Hoy en día, la juventud está muy tentada a llevar vestimentas modernas u originales. Recordamos a los jóvenes, a sus padres, que los “vestidos extranjeros” fueron una de las causas de la decadencia y de la ruina en Judá. Ciento cincuenta años antes, Isaías había advertido solemnemente a los israelitas del juicio que iba a venir “porque están llenos de costumbres traídas del oriente” (Isaías 2:6). Este pasaje se hace aún más explícito si leemos Ezequiel 23:14 a 17, la evocación de la atracción ejercida sobre Judá por las pinturas caldeas: “Cuando vio a hombres pintados en la pared, imágenes de caldeos pintadas de color, ceñidos por sus lomos con talabartes, y tiaras de colores en sus cabezas, teniendo todos ellos apariencia de capitanes, a la manera de los hombres de Babilonia, de Caldea, tierra de su nacimiento, se enamoró de ellos a primera vista, y les envió mensajeros a la tierra de los caldeos. Así, pues, se llegaron a ella los hombres de Babilonia...”

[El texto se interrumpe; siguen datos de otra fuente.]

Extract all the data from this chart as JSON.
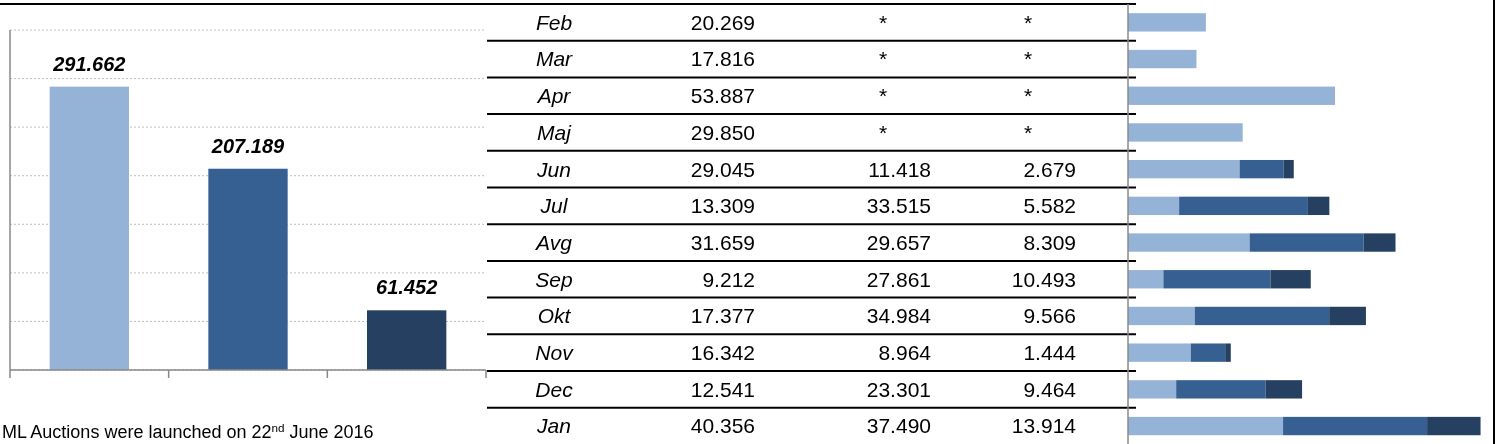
{
  "chart_data": [
    {
      "type": "bar",
      "categories": [
        null,
        null,
        null
      ],
      "values": [
        291.662,
        207.189,
        61.452
      ],
      "colors": [
        "#95b3d7",
        "#366092",
        "#254061"
      ],
      "ylim": [
        0,
        350
      ],
      "yticks": [
        {
          "value": 0,
          "label": null
        },
        {
          "value": 50,
          "label": null
        },
        {
          "value": 100,
          "label": null
        },
        {
          "value": 150,
          "label": null
        },
        {
          "value": 200,
          "label": null
        },
        {
          "value": 250,
          "label": null
        },
        {
          "value": 300,
          "label": null
        },
        {
          "value": 350,
          "label": null
        }
      ],
      "grid": "y",
      "data_labels": true,
      "tick_labels": false,
      "annotations": [
        "ML Auctions were launched on 22$^{nd}$ June 2016"
      ]
    },
    {
      "type": "bar",
      "orientation": "horizontal",
      "stacked": true,
      "categories": [
        "Feb",
        "Mar",
        "Apr",
        "Maj",
        "Jun",
        "Jul",
        "Avg",
        "Sep",
        "Okt",
        "Nov",
        "Dec",
        "Jan"
      ],
      "xlim": [
        0,
        95
      ],
      "tick_labels": "y",
      "series": [
        {
          "color": "#95b3d7",
          "values": [
            20.269,
            17.816,
            53.887,
            29.85,
            29.045,
            13.309,
            31.659,
            9.212,
            17.377,
            16.342,
            12.541,
            40.356
          ],
          "value_labels": [
            "20.269",
            "17.816",
            "53.887",
            "29.850",
            "29.045",
            "13.309",
            "31.659",
            "9.212",
            "17.377",
            "16.342",
            "12.541",
            "40.356"
          ]
        },
        {
          "color": "#366092",
          "values": [
            null,
            null,
            null,
            null,
            11.418,
            33.515,
            29.657,
            27.861,
            34.984,
            8.964,
            23.301,
            37.49
          ],
          "value_labels": [
            "*",
            "*",
            "*",
            "*",
            "11.418",
            "33.515",
            "29.657",
            "27.861",
            "34.984",
            "8.964",
            "23.301",
            "37.490"
          ]
        },
        {
          "color": "#254061",
          "values": [
            null,
            null,
            null,
            null,
            2.679,
            5.582,
            8.309,
            10.493,
            9.566,
            1.444,
            9.464,
            13.914
          ],
          "value_labels": [
            "*",
            "*",
            "*",
            "*",
            "2.679",
            "5.582",
            "8.309",
            "10.493",
            "9.566",
            "1.444",
            "9.464",
            "13.914"
          ]
        }
      ]
    }
  ]
}
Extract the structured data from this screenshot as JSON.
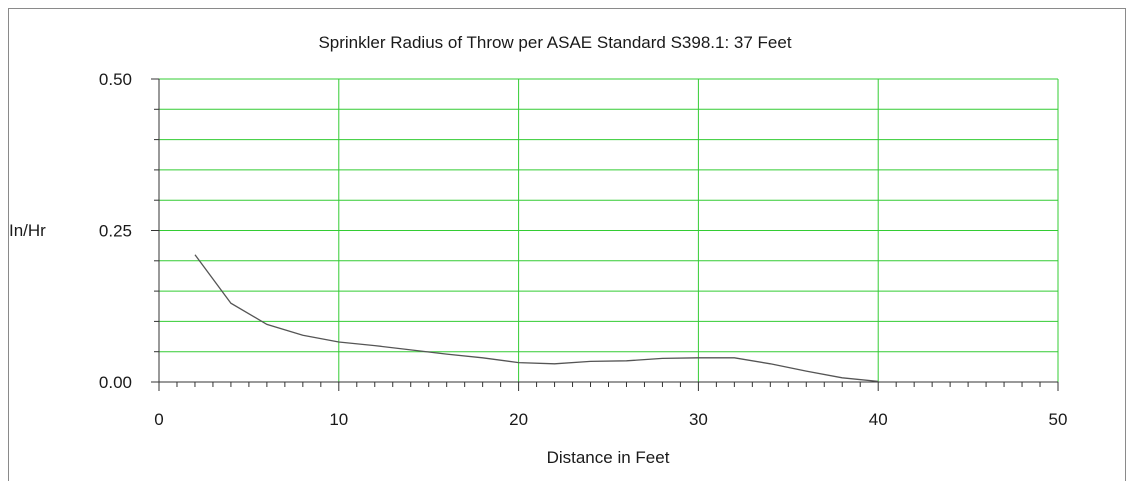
{
  "chart_data": {
    "type": "line",
    "title": "Sprinkler Radius of Throw per ASAE Standard S398.1: 37 Feet",
    "xlabel": "Distance in Feet",
    "ylabel": "In/Hr",
    "xlim": [
      0,
      50
    ],
    "ylim": [
      0,
      0.5
    ],
    "x_ticks": [
      0,
      10,
      20,
      30,
      40,
      50
    ],
    "x_tick_labels": [
      "0",
      "10",
      "20",
      "30",
      "40",
      "50"
    ],
    "y_ticks": [
      0,
      0.25,
      0.5
    ],
    "y_tick_labels": [
      "0.00",
      "0.25",
      "0.50"
    ],
    "grid": true,
    "colors": {
      "grid": "#33cc33",
      "line": "#555555",
      "axis": "#333333"
    },
    "series": [
      {
        "x": [
          2,
          4,
          6,
          8,
          10,
          12,
          14,
          16,
          18,
          20,
          22,
          24,
          26,
          28,
          30,
          32,
          34,
          36,
          38,
          40
        ],
        "y": [
          0.21,
          0.13,
          0.095,
          0.077,
          0.066,
          0.06,
          0.053,
          0.046,
          0.04,
          0.032,
          0.03,
          0.034,
          0.035,
          0.039,
          0.04,
          0.04,
          0.03,
          0.018,
          0.007,
          0.001
        ]
      }
    ]
  }
}
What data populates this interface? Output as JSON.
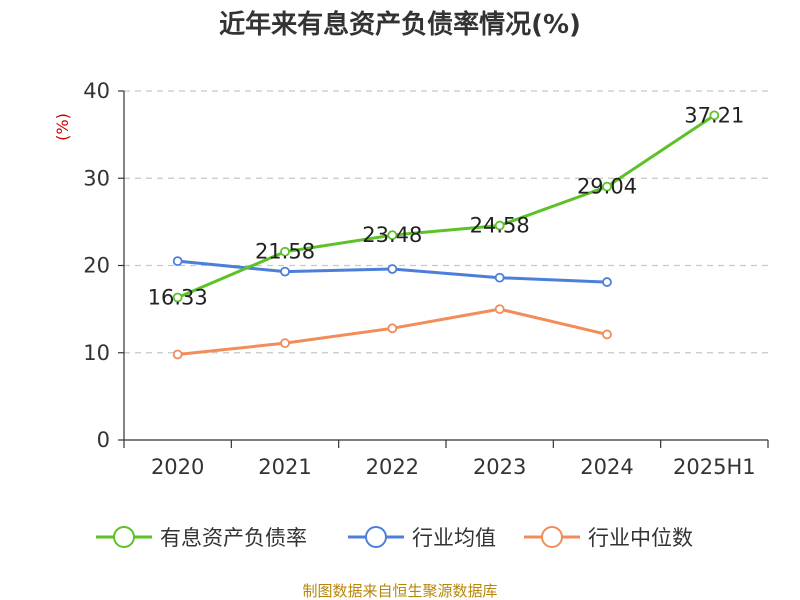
{
  "chart_data": {
    "type": "line",
    "title": "近年来有息资产负债率情况(%)",
    "ylabel": "(%)",
    "xlabel": "",
    "ylim": [
      0,
      40
    ],
    "yticks": [
      0,
      10,
      20,
      30,
      40
    ],
    "grid": true,
    "categories": [
      "2020",
      "2021",
      "2022",
      "2023",
      "2024",
      "2025H1"
    ],
    "series": [
      {
        "name": "有息资产负债率",
        "color": "#5cc228",
        "values": [
          16.33,
          21.58,
          23.48,
          24.58,
          29.04,
          37.21
        ],
        "labeled": true
      },
      {
        "name": "行业均值",
        "color": "#4c7fd9",
        "values": [
          20.5,
          19.3,
          19.6,
          18.6,
          18.1,
          null
        ],
        "labeled": false
      },
      {
        "name": "行业中位数",
        "color": "#f28c5a",
        "values": [
          9.8,
          11.1,
          12.8,
          15.0,
          12.1,
          null
        ],
        "labeled": false
      }
    ],
    "legend_position": "bottom",
    "source": "制图数据来自恒生聚源数据库"
  }
}
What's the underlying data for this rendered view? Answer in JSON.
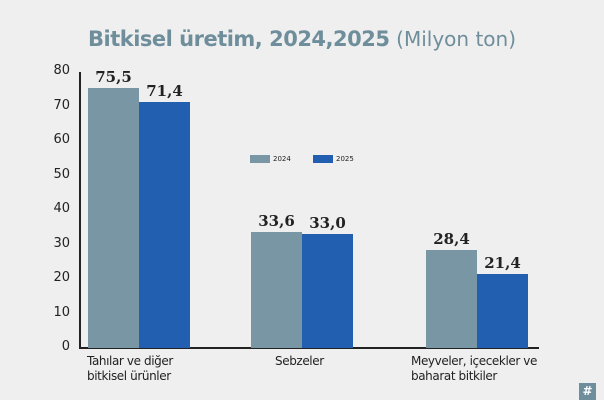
{
  "title": {
    "bold": "Bitkisel üretim, 2024,2025",
    "unit": "(Milyon ton)"
  },
  "colors": {
    "series_2024": "#7896a3",
    "series_2025": "#225fb0",
    "title": "#6f8e9b",
    "background": "#efefef"
  },
  "legend": {
    "items": [
      {
        "label": "2024",
        "color": "#7896a3"
      },
      {
        "label": "2025",
        "color": "#225fb0"
      }
    ]
  },
  "yaxis": {
    "ticks": [
      "0",
      "10",
      "20",
      "30",
      "40",
      "50",
      "60",
      "70",
      "80"
    ]
  },
  "categories": [
    {
      "line1": "Tahılar ve diğer",
      "line2": "bitkisel ürünler"
    },
    {
      "line1": "Sebzeler",
      "line2": ""
    },
    {
      "line1": "Meyveler, içecekler ve",
      "line2": "baharat bitkiler"
    }
  ],
  "value_labels": [
    [
      "75,5",
      "71,4"
    ],
    [
      "33,6",
      "33,0"
    ],
    [
      "28,4",
      "21,4"
    ]
  ],
  "badge": "#",
  "chart_data": {
    "type": "bar",
    "title": "Bitkisel üretim, 2024,2025 (Milyon ton)",
    "categories": [
      "Tahılar ve diğer bitkisel ürünler",
      "Sebzeler",
      "Meyveler, içecekler ve baharat bitkiler"
    ],
    "series": [
      {
        "name": "2024",
        "values": [
          75.5,
          33.6,
          28.4
        ]
      },
      {
        "name": "2025",
        "values": [
          71.4,
          33.0,
          21.4
        ]
      }
    ],
    "xlabel": "",
    "ylabel": "Milyon ton",
    "ylim": [
      0,
      80
    ],
    "yticks": [
      0,
      10,
      20,
      30,
      40,
      50,
      60,
      70,
      80
    ],
    "grid": false,
    "legend_position": "center-top"
  }
}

Al principio de la historia de Israel, después de haber entrado en Canaán, un manto proveniente de Babilonia provocó turbación (Josué 7:21). Es extraño ver otra vez que, en la época del reinado de Josías, algunos vestidos traídos de Babilonia acarrearon un triste desenlace. En las Escrituras, Babilonia es la imagen del mundo. Esta ciudad se sitúa en el lugar mismo donde estaba Babel, que significa «confusión». Si mezclamos los asuntos del mundo y los de Dios, resultará solamente confusión. Al principio de su historia, Israel poseía una energía espiritual que alejaba el mal, pero ¡ay!, en los días de Josías, y hasta en su propia familia, no existía más tal energía. Los hijos del rey llevaban vestidos extranjeros abiertamente (en tiempos de Josué el vestido estaba escondido; Josué 7:21), mostrando así a quién pertenecían sus corazones. La vestimenta de nuestros hijos puede representar igualmente un testimonio en cuanto a la sinceridad de sus corazones, y los jóvenes muestran así su pertenencia: al cielo hacia el cual caminamos, o al mundo, caracterizado por su estilo y sus modas. El mundo había entrado en el palacio del rey de Judá y el juicio debía ser ejecutado. “La amistad del mundo es enemistad contra Dios. Cualquiera, pues, que quiera ser amigo del mundo, se constituye enemigo de Dios” (Santiago 4:4). Aquellos a quienes se dirigen estas palabras son llamados “almas adúlteras”, ¿no son suficientemente fuertes estas palabras para que prestemos atención a ellas?

No quiero retrasarme sobre las desgracias de los hijos de Josías. Con ellos se termina la historia de Israel y de Judá.